LO will be 6 weeks saturday and I'm still having bouts of unexplained tears...... Feeling lonely at home all day by myself with LO. Don't get me wrong I love him more then ever and feel extremely blessed. I'm not sure why I still feel sad?? It's making it tough because I have anxiety when my husband has to work late and is gone for 12 hours..... Anyone else feel this way or is it time for me to talk to my MW about this?

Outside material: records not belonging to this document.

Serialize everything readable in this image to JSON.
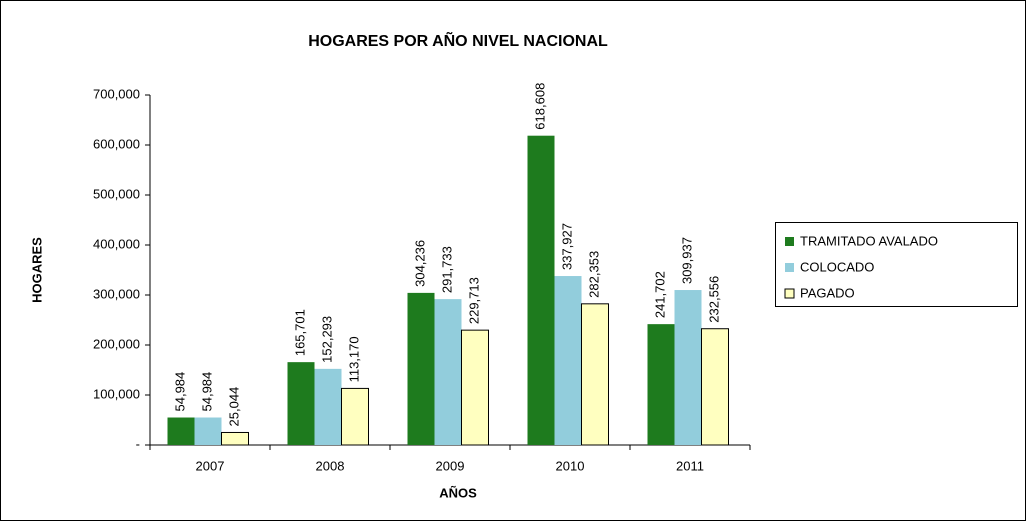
{
  "chart_data": {
    "type": "bar",
    "title": "HOGARES POR AÑO NIVEL NACIONAL",
    "x_label": "AÑOS",
    "y_label": "HOGARES",
    "categories": [
      "2007",
      "2008",
      "2009",
      "2010",
      "2011"
    ],
    "series": [
      {
        "name": "TRAMITADO AVALADO",
        "color": "#1e7b1e",
        "values": [
          54984,
          165701,
          304236,
          618608,
          241702
        ],
        "value_labels": [
          "54,984",
          "165,701",
          "304,236",
          "618,608",
          "241,702"
        ]
      },
      {
        "name": "COLOCADO",
        "color": "#92cddc",
        "values": [
          54984,
          152293,
          291733,
          337927,
          309937
        ],
        "value_labels": [
          "54,984",
          "152,293",
          "291,733",
          "337,927",
          "309,937"
        ]
      },
      {
        "name": "PAGADO",
        "color": "#ffffc0",
        "values": [
          25044,
          113170,
          229713,
          282353,
          232556
        ],
        "value_labels": [
          "25,044",
          "113,170",
          "229,713",
          "282,353",
          "232,556"
        ]
      }
    ],
    "ylim": [
      0,
      700000
    ],
    "yticks": [
      {
        "value": 0,
        "label": "-"
      },
      {
        "value": 100000,
        "label": "100,000"
      },
      {
        "value": 200000,
        "label": "200,000"
      },
      {
        "value": 300000,
        "label": "300,000"
      },
      {
        "value": 400000,
        "label": "400,000"
      },
      {
        "value": 500000,
        "label": "500,000"
      },
      {
        "value": 600000,
        "label": "600,000"
      },
      {
        "value": 700000,
        "label": "700,000"
      }
    ],
    "legend": "right",
    "grid": false
  }
}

I still well up when I see a picture of my sweet doggie that passed on in October but the majority of the sobbing is over now that dh parents have left, they were seriously crappy to him growing up and really don't seem to care about him or his sister, eg dh sister came over and brought her puppy because my son loves her puppy and their mom stayed in the bedroom and refused to visit with her own daughter who she rarely sees because she thought it might upset her Pomeranian to be near the puppy. Seriously that woman only loves her dogs and I hope they're able to care for her when she gets old because I'm not doing it. I get that she was helpful in watching ds when we were in the hospital but she shows no love for her kids and it made me cry daily to think about what an awful childhood dh had and the disappointing relationship they've had as adults. My parents are super loving and really care about dh. Dh's step Dad was saying how he was a great parent because he controlled his temper and never hit dh with a switch...yeah that sounds like A+ parenting right there. I guess he was better than his own Dad but I can't even imagine growing up like that.